Consider this your official blurb, Preston. His concept, called the stress-adaptive model of humor, was published on his website in 2008 -- and it does bear many similarities to McGraw's work. According to Preston's wide-ranging and colorfully illustrated entry, "humor is the interior primate response to a stimulus first seen as a potential threat, then determined to be non-threatening, while laughter is a method of communicating the humor response in order to spread its effects to peers."

McGraw, on the other hand, describes humor as something that occurs when someone perceives a situation as a violation and simultaneously realizes that the situation is also benign. He also believes laughter is used to communicate that the violation is benign.

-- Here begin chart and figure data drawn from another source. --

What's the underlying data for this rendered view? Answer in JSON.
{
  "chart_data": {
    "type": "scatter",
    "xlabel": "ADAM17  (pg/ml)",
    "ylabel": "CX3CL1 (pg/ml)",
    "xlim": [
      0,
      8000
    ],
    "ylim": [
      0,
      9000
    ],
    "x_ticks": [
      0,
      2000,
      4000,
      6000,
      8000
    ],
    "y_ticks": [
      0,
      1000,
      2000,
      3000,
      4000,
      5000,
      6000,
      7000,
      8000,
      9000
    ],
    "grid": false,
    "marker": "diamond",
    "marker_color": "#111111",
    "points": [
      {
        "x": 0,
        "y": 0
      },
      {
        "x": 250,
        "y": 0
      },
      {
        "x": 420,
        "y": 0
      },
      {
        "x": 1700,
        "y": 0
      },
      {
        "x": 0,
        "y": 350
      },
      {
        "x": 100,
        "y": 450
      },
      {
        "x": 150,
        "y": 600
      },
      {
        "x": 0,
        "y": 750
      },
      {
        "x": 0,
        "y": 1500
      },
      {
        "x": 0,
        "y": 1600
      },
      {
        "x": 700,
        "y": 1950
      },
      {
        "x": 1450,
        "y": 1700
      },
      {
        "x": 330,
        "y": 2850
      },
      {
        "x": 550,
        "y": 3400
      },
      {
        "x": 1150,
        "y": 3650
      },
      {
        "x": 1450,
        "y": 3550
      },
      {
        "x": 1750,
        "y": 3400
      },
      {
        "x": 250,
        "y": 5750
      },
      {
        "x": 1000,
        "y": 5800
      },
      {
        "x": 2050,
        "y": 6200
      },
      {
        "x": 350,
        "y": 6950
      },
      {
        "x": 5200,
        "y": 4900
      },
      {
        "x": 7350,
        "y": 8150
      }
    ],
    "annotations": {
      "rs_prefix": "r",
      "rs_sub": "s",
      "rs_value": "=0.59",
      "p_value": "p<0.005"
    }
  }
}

So should McGraw abdicate is "Nutty Professor" title to Preston? As McGraw points out in an e-mail, the question raises tricky issues about peer-reviewed and non-peer-reviewed theories and research. "The Internet age has made this kind of thing a little problematic from an academic standpoint, and I am still trying to figure out how to deal with it in my own writing," he writes.

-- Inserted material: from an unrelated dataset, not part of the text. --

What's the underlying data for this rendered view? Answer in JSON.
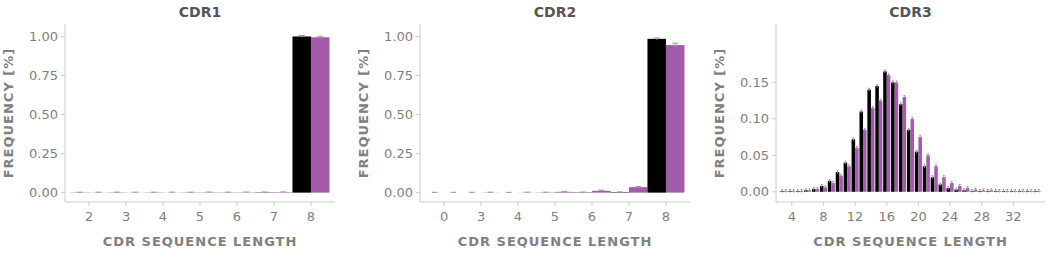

Preston actually reached out to McGraw in the past, reports the CU professor, and it wasn't the first time someone has come to him with examples of web-based humor theories that are similar to his work. But while McGraw acknowledges his research may cover some of the same territory as these other theories, he says most peer-reviewed journals will only allow citations to peer-reviewed ideas, and not to blog entries or other web publications.

For this reason, McGraw heavily references and acknowledges similar work completed by Stanford student Thomas Veatch in 1998, since it was published in a peer-reviewed academic journal. That's how academic scholarship works: Each peer-reviewed study or theory builds on its predecessors, and sooner or later some other academic will come up with a more refined humor theory that's indebted to and acknowledges McGraw's work.

Still, that leaves out the wide, woolly world of non-academic insight -- and lots of the best ideas come from non-credentialed nobodies. Plus, if academics want to use humor theory productively -- i.e., coming up with hilarious jokes -- they're going to have to climb down from their ivory towers and get their comedic hands dirty.